Located at the crossroad of the routes to Limousin, Auvergne and Quercy, Saint-Céré is a sought after place to stay due to its location and an excellent point of departure for many walks and excursions in the Haut-Quercy.

===Hydrography===
The Bave river, a tributary of the Dordogne, flows through the town.

===Geology and relief===
The area of the commune is 1,133 hectares; its altitude varies from 141 to 523 meters.

At the town hall, the altitude of Saint-Céré is 155 meters. It rises from 141 meters at Bave river to 523 meters in the southern part of the commune.

===Climate===
Saint-Céré has the distinction of being at the junction of the three types of temperate climates: there is a Temperate Oceanic climate, with Mediterranean and Continental influences, characterised by a dry and hot summer, a sunny autumn, a mild winter. In the shelter of the foothills of the Massif Central, the Vent d'Autan is here moderate.

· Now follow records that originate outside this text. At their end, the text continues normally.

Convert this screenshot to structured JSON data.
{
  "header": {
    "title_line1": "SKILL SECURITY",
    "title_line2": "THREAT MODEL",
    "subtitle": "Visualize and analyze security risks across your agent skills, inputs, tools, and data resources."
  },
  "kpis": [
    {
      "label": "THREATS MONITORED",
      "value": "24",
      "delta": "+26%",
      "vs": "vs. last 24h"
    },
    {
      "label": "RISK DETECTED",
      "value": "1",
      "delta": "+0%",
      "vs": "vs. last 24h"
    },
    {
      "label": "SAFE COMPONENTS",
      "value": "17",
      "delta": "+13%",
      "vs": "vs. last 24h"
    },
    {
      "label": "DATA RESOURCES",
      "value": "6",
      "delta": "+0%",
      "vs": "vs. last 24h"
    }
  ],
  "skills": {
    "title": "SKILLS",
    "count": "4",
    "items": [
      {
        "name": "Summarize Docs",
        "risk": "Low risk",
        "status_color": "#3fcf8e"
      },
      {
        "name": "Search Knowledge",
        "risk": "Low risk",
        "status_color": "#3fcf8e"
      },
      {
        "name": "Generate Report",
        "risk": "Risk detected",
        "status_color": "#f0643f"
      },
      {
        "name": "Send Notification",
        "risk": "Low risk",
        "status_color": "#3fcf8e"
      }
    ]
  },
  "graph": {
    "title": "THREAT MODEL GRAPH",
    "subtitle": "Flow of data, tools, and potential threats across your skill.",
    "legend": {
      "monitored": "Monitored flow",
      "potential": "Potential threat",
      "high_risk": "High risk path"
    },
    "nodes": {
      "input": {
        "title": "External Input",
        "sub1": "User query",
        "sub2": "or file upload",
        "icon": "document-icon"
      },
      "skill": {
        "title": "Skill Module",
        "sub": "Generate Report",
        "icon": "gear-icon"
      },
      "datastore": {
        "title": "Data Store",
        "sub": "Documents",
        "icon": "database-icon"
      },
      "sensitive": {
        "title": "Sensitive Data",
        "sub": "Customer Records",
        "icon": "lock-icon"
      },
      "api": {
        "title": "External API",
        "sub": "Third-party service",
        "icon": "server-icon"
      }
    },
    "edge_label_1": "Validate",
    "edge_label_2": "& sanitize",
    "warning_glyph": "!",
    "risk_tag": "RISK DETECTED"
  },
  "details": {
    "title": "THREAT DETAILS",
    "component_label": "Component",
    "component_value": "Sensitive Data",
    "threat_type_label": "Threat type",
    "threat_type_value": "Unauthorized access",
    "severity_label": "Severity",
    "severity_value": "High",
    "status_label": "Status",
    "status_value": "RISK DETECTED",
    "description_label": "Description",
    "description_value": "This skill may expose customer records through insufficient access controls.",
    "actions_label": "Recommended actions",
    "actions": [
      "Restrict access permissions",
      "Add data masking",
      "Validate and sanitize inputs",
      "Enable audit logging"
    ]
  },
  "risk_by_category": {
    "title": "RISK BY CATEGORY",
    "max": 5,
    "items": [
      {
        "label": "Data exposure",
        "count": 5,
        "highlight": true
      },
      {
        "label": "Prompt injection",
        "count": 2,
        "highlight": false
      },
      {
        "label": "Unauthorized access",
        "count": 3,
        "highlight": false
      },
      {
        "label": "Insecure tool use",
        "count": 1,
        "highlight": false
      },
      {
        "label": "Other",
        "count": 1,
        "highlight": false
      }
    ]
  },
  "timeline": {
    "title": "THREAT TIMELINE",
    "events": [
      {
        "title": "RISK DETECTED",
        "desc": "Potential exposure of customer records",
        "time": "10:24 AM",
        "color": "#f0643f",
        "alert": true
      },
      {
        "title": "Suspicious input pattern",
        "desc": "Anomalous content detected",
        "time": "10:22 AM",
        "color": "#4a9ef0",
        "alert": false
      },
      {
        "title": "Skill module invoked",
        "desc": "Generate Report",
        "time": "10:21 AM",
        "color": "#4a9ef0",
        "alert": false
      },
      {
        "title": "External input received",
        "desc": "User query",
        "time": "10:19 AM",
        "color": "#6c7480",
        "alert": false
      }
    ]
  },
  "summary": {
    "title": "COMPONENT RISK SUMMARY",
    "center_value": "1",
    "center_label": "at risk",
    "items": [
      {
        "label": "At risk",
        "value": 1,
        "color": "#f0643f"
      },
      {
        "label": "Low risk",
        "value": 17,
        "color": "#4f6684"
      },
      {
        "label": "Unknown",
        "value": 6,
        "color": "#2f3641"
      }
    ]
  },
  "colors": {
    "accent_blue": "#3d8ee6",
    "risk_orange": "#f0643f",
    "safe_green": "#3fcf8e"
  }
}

==Local culture and heritage==
- La place du Mercadial, its fountain and the 15th century Consuls' House, which was declared a historic monument in 1991
- L'hôtel de Puymule, 15th-century, was listed as a historical monument in 1929
- L'hôtel de Miramon
- La maison consulaire
- Several wood-panelled houses
- Église Sainte-Spérie, dating from the 10th century, inscribed as a historical monument in 1979
- Église des Récollets, 17th century, listed as a historic monument in 1973
- Statue of Marshal Canrobert
- Statue of Charles Bourseul (1924) by Giovanni Pinotti Cipriani (also sculptor of the monument to the dead in the square of the Place de la République)
- Château de Montal, 14th-century, listed as a historical monument in 1909. The domain is partly located in the commune of Saint-Jean-Lespinasse.